Jeunes et même pas peur !

Beaucoup de points d’exclamation, décidément, dans les titres de mes derniers posts. L’expression d’un enthousiasme façon Coué ? Sans doute, tant il me semble que l’optimisme de la volonté reste le meilleur allié du pessimisme de l’intelligence, pour reprendre la formule de Gramsci.

De l’intelligence, de l’émotion (mais l’une ne pas va sans l’autre comme nous le savons grâce aux neurosciences), les étudiants réunis au sein de Paris+20, à Science Po, en ont témoigné ces derniers jours. Qu’ils étudient à l’IEP ou dans d’autres écoles et universités, et alors que leurs petits camarades ont pour la plupart déserté les salles de cours, les Paris+20 sont restés pour « jouer » à… Rio+20. Jouer au sens très sérieux des enfants, avec des règles à respecter, des enjeux et des objectifs à atteindre.

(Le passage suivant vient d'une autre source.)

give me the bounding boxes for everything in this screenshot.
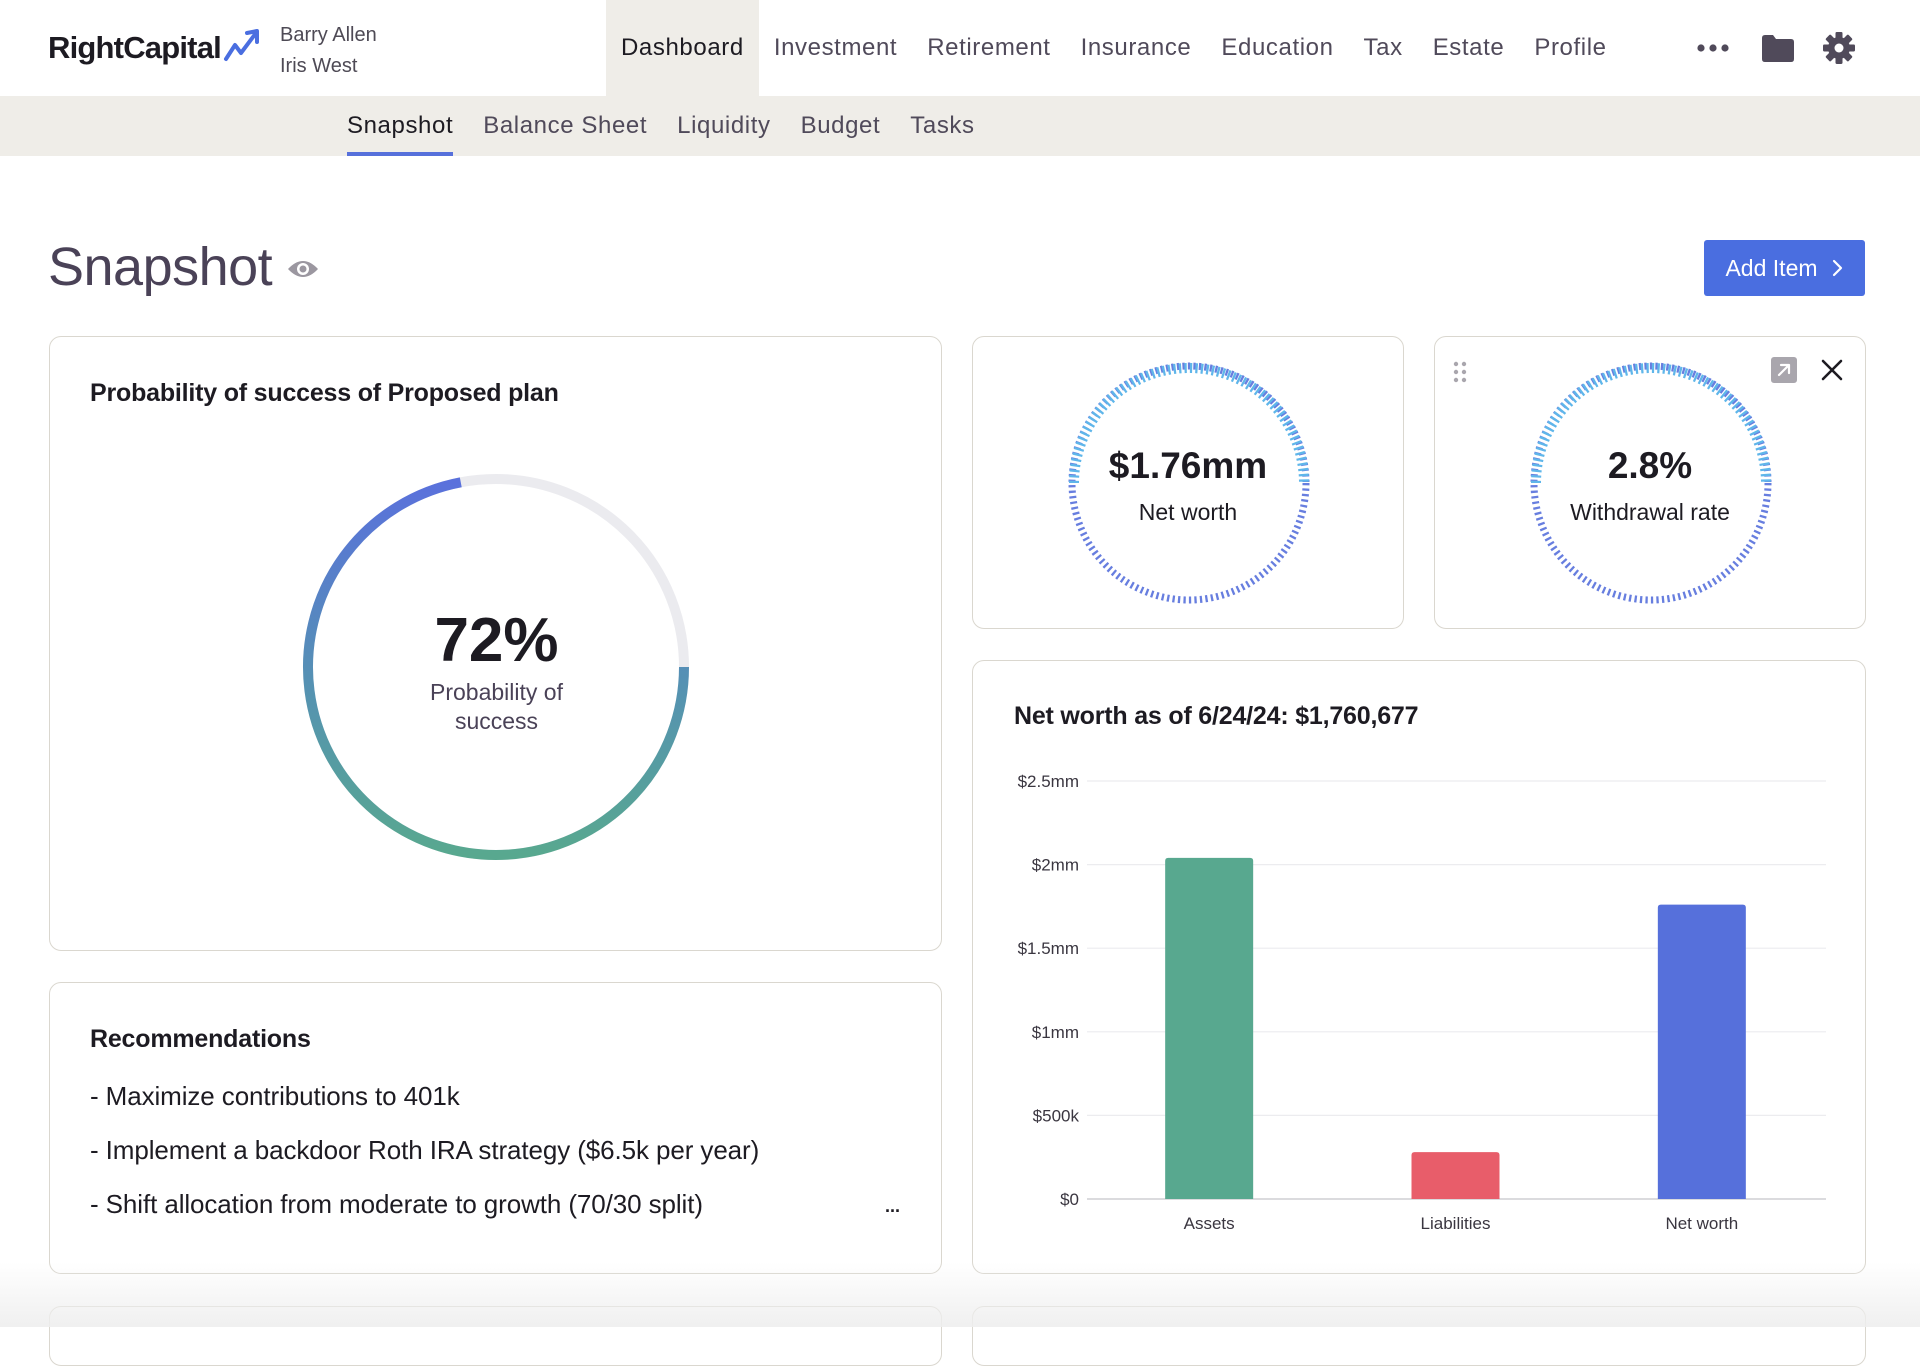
client-name: Barry Allen: [280, 24, 377, 46]
probability-value: 72%: [434, 606, 559, 675]
nav-dashboard[interactable]: Dashboard: [606, 0, 759, 96]
scroll-fade: [0, 1262, 1920, 1327]
gear-icon[interactable]: [1822, 31, 1856, 65]
probability-label: Probability of success: [50, 678, 943, 736]
brand-name: RightCapital: [48, 30, 222, 65]
recommendations-more-button[interactable]: ...: [885, 1196, 901, 1216]
net-worth-value: $1.76mm: [1108, 445, 1268, 486]
add-item-label: Add Item: [1725, 254, 1818, 281]
nav-profile[interactable]: Profile: [1534, 34, 1607, 61]
y-tick-label: $2.5mm: [1018, 772, 1079, 791]
nav-investment[interactable]: Investment: [773, 34, 898, 61]
client-names: Barry Allen Iris West: [280, 20, 377, 82]
tab-tasks[interactable]: Tasks: [910, 112, 975, 139]
withdrawal-rate-value: 2.8%: [1607, 445, 1693, 486]
x-tick-label: Assets: [1184, 1214, 1235, 1233]
add-item-button[interactable]: Add Item: [1704, 240, 1865, 296]
net-worth-chart-card: Net worth as of 6/24/24: $1,760,677 $0 $5…: [972, 660, 1866, 1274]
growth-arrow-icon: [223, 29, 259, 61]
y-tick-label: $0: [1060, 1190, 1079, 1209]
drag-handle-icon[interactable]: [1453, 361, 1467, 383]
probability-ring-progress: [303, 477, 689, 860]
probability-label-line: Probability of: [430, 679, 563, 705]
nav-education[interactable]: Education: [1221, 34, 1334, 61]
client-name: Iris West: [280, 55, 358, 77]
withdrawal-rate-label: Withdrawal rate: [1570, 499, 1730, 525]
bar-liabilities[interactable]: [1411, 1152, 1500, 1199]
chevron-right-icon: [1832, 259, 1842, 277]
recommendations-title: Recommendations: [90, 1025, 311, 1053]
tab-snapshot[interactable]: Snapshot: [332, 96, 468, 156]
x-tick-label: Liabilities: [1421, 1214, 1491, 1233]
expand-icon[interactable]: [1771, 357, 1797, 383]
bar-net-worth[interactable]: [1657, 904, 1746, 1199]
withdrawal-rate-dial: [1530, 362, 1772, 604]
y-tick-label: $500k: [1033, 1106, 1080, 1125]
nav-tax[interactable]: Tax: [1363, 34, 1403, 61]
probability-label-line: success: [454, 708, 539, 734]
withdrawal-rate-card: 2.8% Withdrawal rate: [1434, 336, 1866, 629]
probability-card: Probability of success of Proposed plan …: [49, 336, 942, 951]
nav-estate[interactable]: Estate: [1432, 34, 1505, 61]
nav-retirement[interactable]: Retirement: [927, 34, 1051, 61]
tab-budget[interactable]: Budget: [800, 112, 881, 139]
net-worth-stat-card: $1.76mm Net worth: [972, 336, 1404, 629]
recommendations-list: - Maximize contributions to 401k - Imple…: [90, 1069, 759, 1231]
more-icon[interactable]: [1696, 36, 1730, 60]
probability-ring: [303, 474, 689, 860]
probability-card-title: Probability of success of Proposed plan: [90, 379, 559, 407]
eye-icon[interactable]: [287, 255, 319, 283]
main-nav: Dashboard Investment Retirement Insuranc…: [606, 0, 1622, 96]
net-worth-bar-chart: $0 $500k $1mm $1.5mm $2mm $2.5mm Assets Liabili…: [1018, 772, 1826, 1233]
tab-liquidity[interactable]: Liquidity: [677, 112, 771, 139]
recommendation-item: - Implement a backdoor Roth IRA strategy…: [90, 1135, 760, 1165]
nav-insurance[interactable]: Insurance: [1080, 34, 1192, 61]
tab-balance-sheet[interactable]: Balance Sheet: [483, 112, 648, 139]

Jouer pour apprendre, pour comprendre et pour agir plus efficacement lorsqu’une situation comparable au jeu se présentera un jour, en « vrai ». Un exercice pédagogique grandeur nature qui vaut sûrement un bon cycle de cours sur les négociations internationales.

Jeunes et même pas peur ! dans Ecologie Paris+2021

Les Paris+20 ont commencé à travailler dès l’automne dernier. Depuis plusieurs mois, ils planchent sur les sujets liés à l’environnement, tentant le difficile exercice d’empathie qui consiste à se prendre pour des représentants de différents états, mais aussi de « major groups » (des acteurs majeurs du développement durable reconnus comme tels par l’ONU, par exemple les femmes, les jeunes, les scientifiques, les travailleurs, les milieux des affaires et de l’industrie ou encore les agriculteurs…).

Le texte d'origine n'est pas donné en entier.